Resultado de la masacre
Diego Méndez, que vivía en Jaragua y que probablemente fuera testigo presencial de la carnicería, consigno en su testamento que ochenta y cuatro caciques murieron quemados o ahorcados y Las Casas fijo en ochenta el número de los que entraron con Anacaona en la casa que incendiaron.
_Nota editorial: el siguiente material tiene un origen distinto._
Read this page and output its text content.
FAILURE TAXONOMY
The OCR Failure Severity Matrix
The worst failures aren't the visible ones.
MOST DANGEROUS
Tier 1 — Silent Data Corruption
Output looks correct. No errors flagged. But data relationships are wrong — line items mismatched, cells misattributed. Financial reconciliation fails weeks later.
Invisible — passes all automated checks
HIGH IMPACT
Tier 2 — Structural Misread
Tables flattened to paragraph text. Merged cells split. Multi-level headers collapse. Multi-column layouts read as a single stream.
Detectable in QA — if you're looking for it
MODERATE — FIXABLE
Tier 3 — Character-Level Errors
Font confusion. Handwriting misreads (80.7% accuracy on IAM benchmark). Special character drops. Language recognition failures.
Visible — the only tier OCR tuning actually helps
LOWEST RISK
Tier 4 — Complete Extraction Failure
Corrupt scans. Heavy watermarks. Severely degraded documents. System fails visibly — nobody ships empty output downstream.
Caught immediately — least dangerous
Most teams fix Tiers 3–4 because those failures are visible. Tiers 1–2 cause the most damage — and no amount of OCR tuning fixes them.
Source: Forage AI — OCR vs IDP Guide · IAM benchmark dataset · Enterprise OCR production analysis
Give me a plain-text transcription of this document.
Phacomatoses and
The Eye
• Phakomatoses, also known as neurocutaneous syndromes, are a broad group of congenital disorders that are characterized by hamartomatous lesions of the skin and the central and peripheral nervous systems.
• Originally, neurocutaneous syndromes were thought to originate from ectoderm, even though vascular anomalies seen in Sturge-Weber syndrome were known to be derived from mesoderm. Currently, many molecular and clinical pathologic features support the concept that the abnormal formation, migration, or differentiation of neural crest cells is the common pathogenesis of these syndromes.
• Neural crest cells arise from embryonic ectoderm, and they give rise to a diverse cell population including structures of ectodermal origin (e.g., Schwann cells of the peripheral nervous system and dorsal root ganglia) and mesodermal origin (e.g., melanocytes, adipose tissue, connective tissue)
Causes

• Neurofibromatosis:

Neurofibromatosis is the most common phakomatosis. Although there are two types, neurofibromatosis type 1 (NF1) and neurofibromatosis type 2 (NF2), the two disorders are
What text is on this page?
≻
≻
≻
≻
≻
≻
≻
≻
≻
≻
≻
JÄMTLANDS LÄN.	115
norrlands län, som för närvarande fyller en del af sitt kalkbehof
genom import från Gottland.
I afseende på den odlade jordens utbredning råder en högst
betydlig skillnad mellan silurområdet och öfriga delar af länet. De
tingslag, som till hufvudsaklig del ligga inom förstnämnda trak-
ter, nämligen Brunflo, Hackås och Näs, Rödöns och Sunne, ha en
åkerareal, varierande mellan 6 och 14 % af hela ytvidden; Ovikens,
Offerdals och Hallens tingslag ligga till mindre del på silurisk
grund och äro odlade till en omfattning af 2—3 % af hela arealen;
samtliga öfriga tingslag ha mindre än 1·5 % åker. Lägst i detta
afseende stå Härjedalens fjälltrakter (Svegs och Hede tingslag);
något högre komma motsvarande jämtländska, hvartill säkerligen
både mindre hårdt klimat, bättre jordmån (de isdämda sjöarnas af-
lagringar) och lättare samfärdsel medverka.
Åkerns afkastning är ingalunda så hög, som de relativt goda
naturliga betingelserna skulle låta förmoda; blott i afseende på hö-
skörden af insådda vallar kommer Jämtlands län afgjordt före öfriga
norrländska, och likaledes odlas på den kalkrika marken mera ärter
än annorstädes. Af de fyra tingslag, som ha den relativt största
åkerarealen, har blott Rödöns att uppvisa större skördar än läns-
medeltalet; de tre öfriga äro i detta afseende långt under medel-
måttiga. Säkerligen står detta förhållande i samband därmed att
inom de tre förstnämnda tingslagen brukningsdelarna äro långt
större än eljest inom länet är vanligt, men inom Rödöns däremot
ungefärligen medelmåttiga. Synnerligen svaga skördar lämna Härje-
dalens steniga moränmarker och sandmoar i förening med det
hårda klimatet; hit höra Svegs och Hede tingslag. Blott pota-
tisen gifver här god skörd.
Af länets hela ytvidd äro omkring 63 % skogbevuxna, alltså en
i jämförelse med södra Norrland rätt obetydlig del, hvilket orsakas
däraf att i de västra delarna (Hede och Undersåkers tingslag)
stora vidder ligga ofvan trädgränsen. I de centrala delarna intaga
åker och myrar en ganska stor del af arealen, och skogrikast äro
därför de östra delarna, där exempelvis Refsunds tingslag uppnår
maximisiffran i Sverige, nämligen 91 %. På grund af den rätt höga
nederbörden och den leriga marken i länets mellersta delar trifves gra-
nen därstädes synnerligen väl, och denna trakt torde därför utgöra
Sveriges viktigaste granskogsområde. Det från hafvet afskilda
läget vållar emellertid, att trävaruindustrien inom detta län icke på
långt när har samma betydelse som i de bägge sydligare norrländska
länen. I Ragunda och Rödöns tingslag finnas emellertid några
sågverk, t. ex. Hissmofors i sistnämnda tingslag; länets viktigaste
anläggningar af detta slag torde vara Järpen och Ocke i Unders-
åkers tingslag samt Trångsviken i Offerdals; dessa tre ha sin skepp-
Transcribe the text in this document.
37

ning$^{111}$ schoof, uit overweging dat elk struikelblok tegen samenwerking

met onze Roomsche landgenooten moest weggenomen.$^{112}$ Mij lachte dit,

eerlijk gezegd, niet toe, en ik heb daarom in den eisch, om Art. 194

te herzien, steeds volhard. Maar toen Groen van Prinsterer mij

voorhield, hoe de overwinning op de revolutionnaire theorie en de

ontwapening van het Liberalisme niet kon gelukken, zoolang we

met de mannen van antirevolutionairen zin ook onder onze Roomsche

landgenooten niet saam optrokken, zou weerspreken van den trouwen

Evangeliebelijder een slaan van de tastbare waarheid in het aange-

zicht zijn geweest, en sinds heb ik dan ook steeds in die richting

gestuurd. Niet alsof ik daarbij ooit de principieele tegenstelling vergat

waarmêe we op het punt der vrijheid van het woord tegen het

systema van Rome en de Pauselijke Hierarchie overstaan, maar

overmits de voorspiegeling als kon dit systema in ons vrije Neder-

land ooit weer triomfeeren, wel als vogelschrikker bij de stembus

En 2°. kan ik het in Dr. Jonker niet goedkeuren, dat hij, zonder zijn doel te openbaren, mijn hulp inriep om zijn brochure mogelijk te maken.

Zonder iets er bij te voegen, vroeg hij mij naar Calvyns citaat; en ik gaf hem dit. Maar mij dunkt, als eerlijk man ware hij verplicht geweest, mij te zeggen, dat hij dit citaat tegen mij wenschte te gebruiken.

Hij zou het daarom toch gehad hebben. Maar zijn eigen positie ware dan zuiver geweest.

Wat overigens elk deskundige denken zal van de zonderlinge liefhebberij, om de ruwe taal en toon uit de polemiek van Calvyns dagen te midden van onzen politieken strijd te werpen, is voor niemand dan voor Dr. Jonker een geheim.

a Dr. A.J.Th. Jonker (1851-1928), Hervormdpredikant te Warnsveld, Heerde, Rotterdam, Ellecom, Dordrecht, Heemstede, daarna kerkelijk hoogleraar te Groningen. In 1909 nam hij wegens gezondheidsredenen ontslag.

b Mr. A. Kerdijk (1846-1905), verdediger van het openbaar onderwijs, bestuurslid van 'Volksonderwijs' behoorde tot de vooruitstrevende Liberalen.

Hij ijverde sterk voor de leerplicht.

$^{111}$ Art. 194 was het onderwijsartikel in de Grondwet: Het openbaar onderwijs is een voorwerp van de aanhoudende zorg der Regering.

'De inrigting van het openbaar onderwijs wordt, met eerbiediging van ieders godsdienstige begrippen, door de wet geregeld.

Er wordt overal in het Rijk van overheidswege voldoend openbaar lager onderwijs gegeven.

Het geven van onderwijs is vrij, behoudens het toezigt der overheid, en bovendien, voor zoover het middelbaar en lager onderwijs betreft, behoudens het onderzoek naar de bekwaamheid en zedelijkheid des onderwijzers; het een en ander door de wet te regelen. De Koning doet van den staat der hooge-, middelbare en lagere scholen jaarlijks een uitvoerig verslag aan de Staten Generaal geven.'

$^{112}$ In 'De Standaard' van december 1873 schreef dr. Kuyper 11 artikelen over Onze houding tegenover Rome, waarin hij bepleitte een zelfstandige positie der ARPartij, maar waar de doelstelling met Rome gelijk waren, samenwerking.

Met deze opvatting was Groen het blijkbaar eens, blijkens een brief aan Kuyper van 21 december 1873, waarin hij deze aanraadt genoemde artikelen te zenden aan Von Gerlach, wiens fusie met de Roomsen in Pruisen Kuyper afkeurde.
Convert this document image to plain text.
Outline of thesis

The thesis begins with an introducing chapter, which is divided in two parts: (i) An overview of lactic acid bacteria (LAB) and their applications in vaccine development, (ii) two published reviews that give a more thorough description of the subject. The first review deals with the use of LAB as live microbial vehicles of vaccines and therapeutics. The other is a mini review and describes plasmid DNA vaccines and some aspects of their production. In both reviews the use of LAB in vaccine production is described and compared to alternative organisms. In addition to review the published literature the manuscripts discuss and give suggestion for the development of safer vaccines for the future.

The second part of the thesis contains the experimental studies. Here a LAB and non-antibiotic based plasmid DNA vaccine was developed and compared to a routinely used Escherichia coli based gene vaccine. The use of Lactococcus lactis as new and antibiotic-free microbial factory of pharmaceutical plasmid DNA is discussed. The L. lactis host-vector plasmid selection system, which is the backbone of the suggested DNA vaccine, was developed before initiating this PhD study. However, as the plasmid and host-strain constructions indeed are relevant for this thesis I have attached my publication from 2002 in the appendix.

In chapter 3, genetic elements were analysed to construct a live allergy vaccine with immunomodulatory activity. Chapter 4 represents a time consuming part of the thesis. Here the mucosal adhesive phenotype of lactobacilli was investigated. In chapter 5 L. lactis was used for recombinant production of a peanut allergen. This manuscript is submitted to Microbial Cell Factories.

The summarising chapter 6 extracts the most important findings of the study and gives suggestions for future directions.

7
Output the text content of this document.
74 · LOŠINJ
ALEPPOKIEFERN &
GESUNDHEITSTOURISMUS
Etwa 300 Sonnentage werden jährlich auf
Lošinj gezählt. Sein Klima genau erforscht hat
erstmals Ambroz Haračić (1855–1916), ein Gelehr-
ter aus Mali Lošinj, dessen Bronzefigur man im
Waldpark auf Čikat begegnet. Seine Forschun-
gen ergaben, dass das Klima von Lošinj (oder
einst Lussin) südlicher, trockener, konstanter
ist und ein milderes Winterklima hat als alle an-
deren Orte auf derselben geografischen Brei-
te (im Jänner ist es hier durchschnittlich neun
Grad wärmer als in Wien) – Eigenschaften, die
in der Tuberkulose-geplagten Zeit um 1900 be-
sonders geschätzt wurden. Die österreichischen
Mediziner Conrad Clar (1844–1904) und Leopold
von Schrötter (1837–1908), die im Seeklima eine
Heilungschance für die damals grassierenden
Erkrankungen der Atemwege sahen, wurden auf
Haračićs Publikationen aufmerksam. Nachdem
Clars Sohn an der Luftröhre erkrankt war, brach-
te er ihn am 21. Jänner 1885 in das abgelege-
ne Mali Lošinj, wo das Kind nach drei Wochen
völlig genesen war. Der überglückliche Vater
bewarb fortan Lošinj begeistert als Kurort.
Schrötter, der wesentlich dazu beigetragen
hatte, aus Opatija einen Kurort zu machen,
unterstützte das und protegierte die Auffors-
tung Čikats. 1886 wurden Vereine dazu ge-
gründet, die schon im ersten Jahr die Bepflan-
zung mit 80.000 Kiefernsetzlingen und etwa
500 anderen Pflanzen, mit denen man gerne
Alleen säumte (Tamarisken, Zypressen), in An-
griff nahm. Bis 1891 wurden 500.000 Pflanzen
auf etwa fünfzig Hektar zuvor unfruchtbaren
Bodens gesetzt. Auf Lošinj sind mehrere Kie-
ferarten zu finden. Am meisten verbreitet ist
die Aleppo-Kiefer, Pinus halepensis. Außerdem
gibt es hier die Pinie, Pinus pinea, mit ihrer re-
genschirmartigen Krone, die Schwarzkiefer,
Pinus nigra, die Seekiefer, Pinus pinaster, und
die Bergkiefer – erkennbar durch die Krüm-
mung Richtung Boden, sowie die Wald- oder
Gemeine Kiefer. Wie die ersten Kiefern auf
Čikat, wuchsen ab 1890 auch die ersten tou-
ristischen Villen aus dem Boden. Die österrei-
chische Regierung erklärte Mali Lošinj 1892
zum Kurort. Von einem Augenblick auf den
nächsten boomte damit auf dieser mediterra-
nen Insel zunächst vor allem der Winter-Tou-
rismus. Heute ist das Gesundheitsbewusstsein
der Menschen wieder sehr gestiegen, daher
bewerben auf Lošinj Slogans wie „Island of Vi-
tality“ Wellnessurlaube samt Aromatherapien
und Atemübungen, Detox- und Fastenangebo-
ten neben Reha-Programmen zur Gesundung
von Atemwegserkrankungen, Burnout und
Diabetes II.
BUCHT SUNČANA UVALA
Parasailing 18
Las víctimas causadas en la multitud por el ataque de la caballería fueron muchísimas, entre los sobrevivientes de este atropello se encontraron la pequeña princesa Guarocuya, quién posteriormente fue entregada a Fray Bartolomé de las Casas, para que velara por ella. Higuemota, la hija de Anacaona, Mencia la nieta de Anacaona y el gran guapotori Hatuey, quién posteriormente escapó a Cuba. Una vez en Cuba Hatuey, organizó la resistencia, pero fue capturado en batalla, torturado y posteriormente asesinado. Varios indios que pudieron huir en sus canoas se refugiaron en la isla de Guanabo, a unas ocho leguas de distancia, pero fueron perseguidos, aprisionados y reducidos a la esclavitud. Mientras que la hermosa Anacaona cargada de cadenas, fue llevada a Santo Domingo.
Destrucción de una raza cautiva
Nicolás de Ovando, no contento con la aniquilación, se percató que faltaba Anacaona por ser asesinada y sometiéndola a un proceso, en el que no hubo más pruebas que las declaraciones prestadas en el tormento por sus súbditos, ni otros testigos más que los españoles, la condenó a muerte y fue ahorcada a la vista de todo su pueblo a quien tanto había amado y protegido. Así pagaron los españoles la deuda de gratitud que tenían con una princesa de la que solo habían recibido favores y que les había perdonado la muerte de su esposo, que no quiso tomar venganza durante muchos años, aun pudiendo hacerlo y donde numerosos europeos podían vivir tranquilos en su cacicazgo. Los españoles continuaron la devastación, con el pretexto de acallar la tuberculosis, por espacio de seis meses. Al cacique Guaora, sobrino de Anacaona, lo cazaron como una fiera en las montañas donde buscó refugio, para llevarlo a la horca. Era una constante la matanza de los habitantes de la isla.
Buscaban a los aborígenes en los lugares más ocultos y retirados en oscuras grutas o en lo más erizados de las montañas y allí los degollaban, diciendo que se habían reunido y armado para provocar la rebelión. Los que sobrevivieron quedaron en la mayor miseria y cuando la sumisión se convirtió en esclavitud, se declaró restablecido al orden. Nicolás de Ovando, fundó una ciudad a la que llamó "Santa María de la Verdadera Paz".